Ah, see now what was on your mind. YES. Gets back to the standard old "where is the voltage drop?"
 
Ok since last post I've done a few more things but first I want to address some other comments or observations.

I have no charging problems what so ever, no dimming or blinking headlights with signal use. No bouncing amp meter to report. All gauges work properly.
This car is a 4 speed without console so no power running to anywhere except radio. The radio is much brighter and does adjust accordingly with the headlight switch also..
Yes I know the radio uses a different type bulb.
Yes I know I'm testing with the car off and not running, yes I know there are only four small bulbs but any other car (B-Body or E-body) I've owned after everything thing I've done here already would have been fixed.

So since last post I completely cleaned the fuse box with WD-40 and compressed air. I made the two Orange wires that leave the fuse box have a tight clean fit.

Testing at the fuse is has 12.20 across or should say either side. It has about 11.9 when switch is pulled out to parking light or headlight position.

Tried with power (Orange wire) only connected to one board at a time and either board is same dull brightness.
I will say after all this extra cleaning it is the brightest it has ever been but I really think it should give more.

The only thing I don't have right now is a strap from the block to firewall. I do have the pigtail on Neg. cable to rad. support and the neg. cable to block.

Since I ordered the LED's I'll try them and report back to you guys and add a ground strap to firewall.

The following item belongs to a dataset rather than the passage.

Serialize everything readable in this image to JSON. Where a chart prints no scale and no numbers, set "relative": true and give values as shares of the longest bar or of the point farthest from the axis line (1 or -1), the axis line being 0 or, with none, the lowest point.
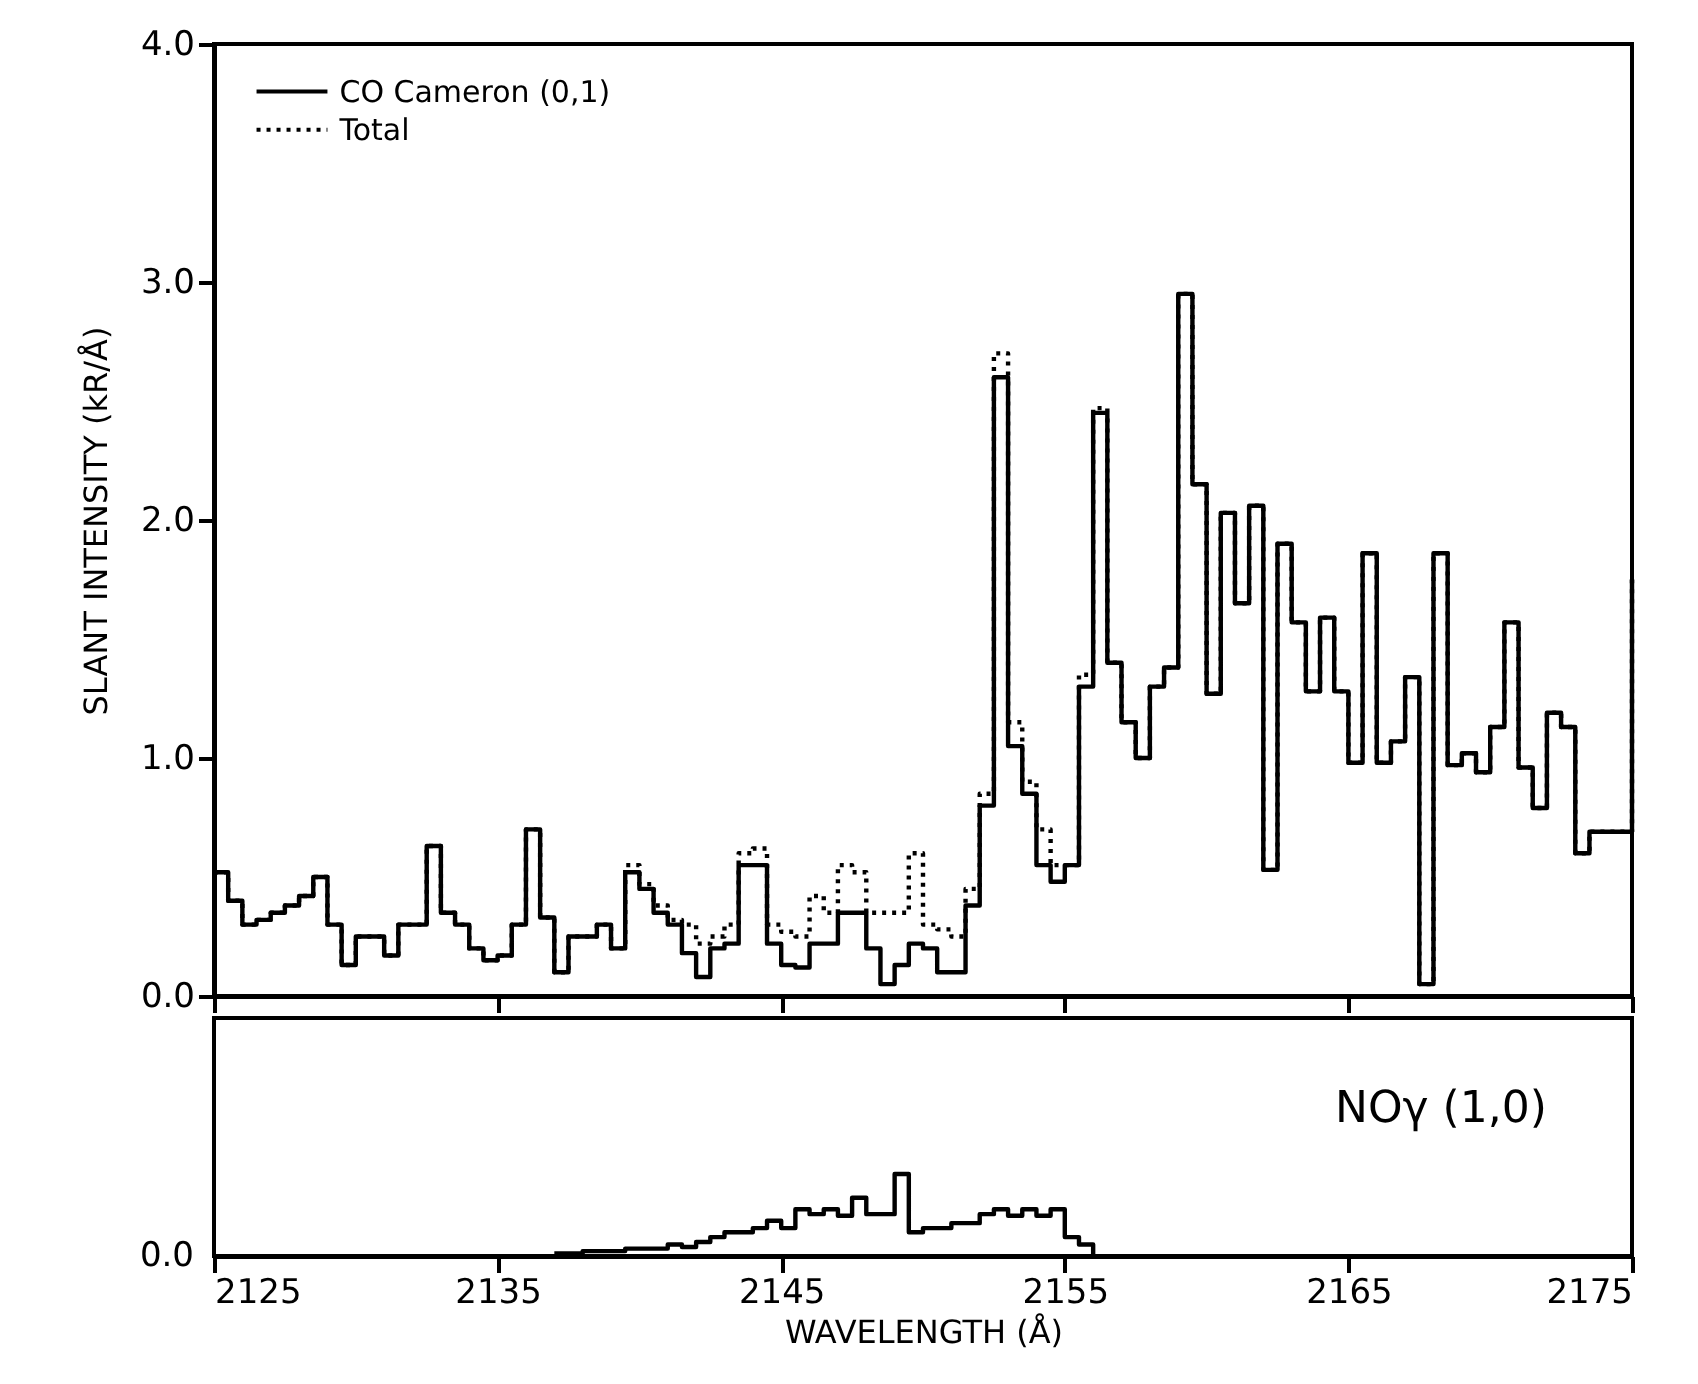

Thanks for all the advice!!!
Ron
 
"Brightness" could be a very subjective term. Before you get much deeper as it seems you have gone through things pretty well, you might want to try it out in the dark to see how it looks, if you have not.
 
"Brightness" could be a very subjective term. Before you get much deeper as it seems you have gone through things pretty well, you might want to try it out in the dark to see how it looks, if you have not.

Yep had the wife turn off the garage lights at testing times.
For now I'll add the ground strap to the firewall and wait for LED's to come.
Thanks
Ron
 
Just for ...... some guys have had very mixed results with LEDs

One thing you might do if you have not is check voltage TO the light switch. This comes from the fuse supplying the tail lights

Also, maybe you are aware, but you must check this stuff "under the load," that is, with lights turned up and working, etc.
 
OK wanted to update this thread once the LED's arrived.
I have to say they did the trick! The cluster is now double the brightness it was with new 194 bulbs in it.
It does have the slightest blue tint to it but I feel that's to be expected since they pass through the blue cups in the factory dash.

So for me this ended on a good note. These are the one's I bought of E-Bay

http://www.ebay.com/itm/331049925453?ssPageName=STRK:MEWNX:IT&_trksid=p3984.m1439.l2649


The only bad thing is since I pulled the cluster I figured might as well repaint the dash frame, rebuild the heater box and steering column.